A brainfuck parser works now with newCTFE

Sat Jul 29 18:55:54 PDT 2017

On Sunday, 30 July 2017 at 01:15:50 UTC, Stefan Koch wrote:
> [ ... ]

Shortly after posting this I came up with a more effective 
variant of the parseBf which reduces the generate bytecode from 
around 650 instructions to around 430 instructions.
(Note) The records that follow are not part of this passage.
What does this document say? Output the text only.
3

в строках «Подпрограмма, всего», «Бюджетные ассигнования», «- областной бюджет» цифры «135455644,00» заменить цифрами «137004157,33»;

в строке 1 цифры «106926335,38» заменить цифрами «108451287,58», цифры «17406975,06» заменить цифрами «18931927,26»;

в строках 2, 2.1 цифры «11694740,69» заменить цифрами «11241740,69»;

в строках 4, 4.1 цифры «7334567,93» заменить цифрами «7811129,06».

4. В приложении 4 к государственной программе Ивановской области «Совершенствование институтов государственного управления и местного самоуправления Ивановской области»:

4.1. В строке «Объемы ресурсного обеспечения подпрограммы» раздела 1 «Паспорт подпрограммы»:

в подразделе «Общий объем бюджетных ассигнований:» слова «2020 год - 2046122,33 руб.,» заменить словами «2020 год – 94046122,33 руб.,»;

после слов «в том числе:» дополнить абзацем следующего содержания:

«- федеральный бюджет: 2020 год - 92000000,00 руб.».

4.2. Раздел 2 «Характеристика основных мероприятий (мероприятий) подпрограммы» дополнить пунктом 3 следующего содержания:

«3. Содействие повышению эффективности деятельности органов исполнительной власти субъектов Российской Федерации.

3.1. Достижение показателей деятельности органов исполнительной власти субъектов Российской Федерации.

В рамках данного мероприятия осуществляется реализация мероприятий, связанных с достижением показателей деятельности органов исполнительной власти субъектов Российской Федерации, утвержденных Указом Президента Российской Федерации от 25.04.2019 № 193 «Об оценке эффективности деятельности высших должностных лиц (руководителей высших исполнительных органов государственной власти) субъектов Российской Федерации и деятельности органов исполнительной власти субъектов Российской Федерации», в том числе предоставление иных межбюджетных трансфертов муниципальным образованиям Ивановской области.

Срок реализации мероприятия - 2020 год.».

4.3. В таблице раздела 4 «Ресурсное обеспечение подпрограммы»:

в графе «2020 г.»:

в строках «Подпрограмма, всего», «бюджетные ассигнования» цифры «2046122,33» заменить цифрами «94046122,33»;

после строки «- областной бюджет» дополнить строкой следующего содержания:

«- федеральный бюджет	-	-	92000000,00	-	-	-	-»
const(RepeatedToken[]) parseBf(const string input) pure
{
     uint pos;
     RepeatedToken[] result;
     result.length = input.length + 2;
     // the maximal number of diffrent tokens is equal to the 
chars in the input
     // plus the begin and end token

     result[0] = Token(BFTokenEnum.ProgrammBegin);
     uint resultLen = 0;

     while (pos < input.length)
     {
         uint lastToken = (result[resultLen] >> 24);
         uint thisToken = BFTokenEnum.ProgrammEnd;
         final switch (input[pos++]) with (BFTokenEnum)
         {
         case '>':
             thisToken = IncPtr;
             break;
         case '<':
             thisToken = DecPtr;
             break;
         case '+':
             thisToken = IncVal;
             break;
         case '-':
             thisToken = DecVal;
             break;
         case '.':
             thisToken = OutputVal;
             break;
         case ',':
             thisToken = InputVal;
             break;
         case '[':
             thisToken = LoopBegin;
             break;
         case ']':
             thisToken = LoopEnd;
             break;
         case '\r':
             pos++;
             goto case '\n';
         case '\n':
             //TODO handle lines and proper position information;
             break;
         }

         if (lastToken == thisToken)
         {
             result[resultLen]++;
         }
         else if (thisToken != BFTokenEnum.ProgrammEnd)
         {
             result[++resultLen] = 
Token(cast(BFTokenEnum)thisToken);
         }

     }

     result[++resultLen] = Token(BFTokenEnum.ProgrammEnd);
     return result[0 .. resultLen + 1];
}

In theory it would be possible to get rid of the switch 
altogether ;)
And compress the function ever more.
But readability would suffer and we'd rely on the enum-members to 
correspond to the tokens, which maybe undesirable.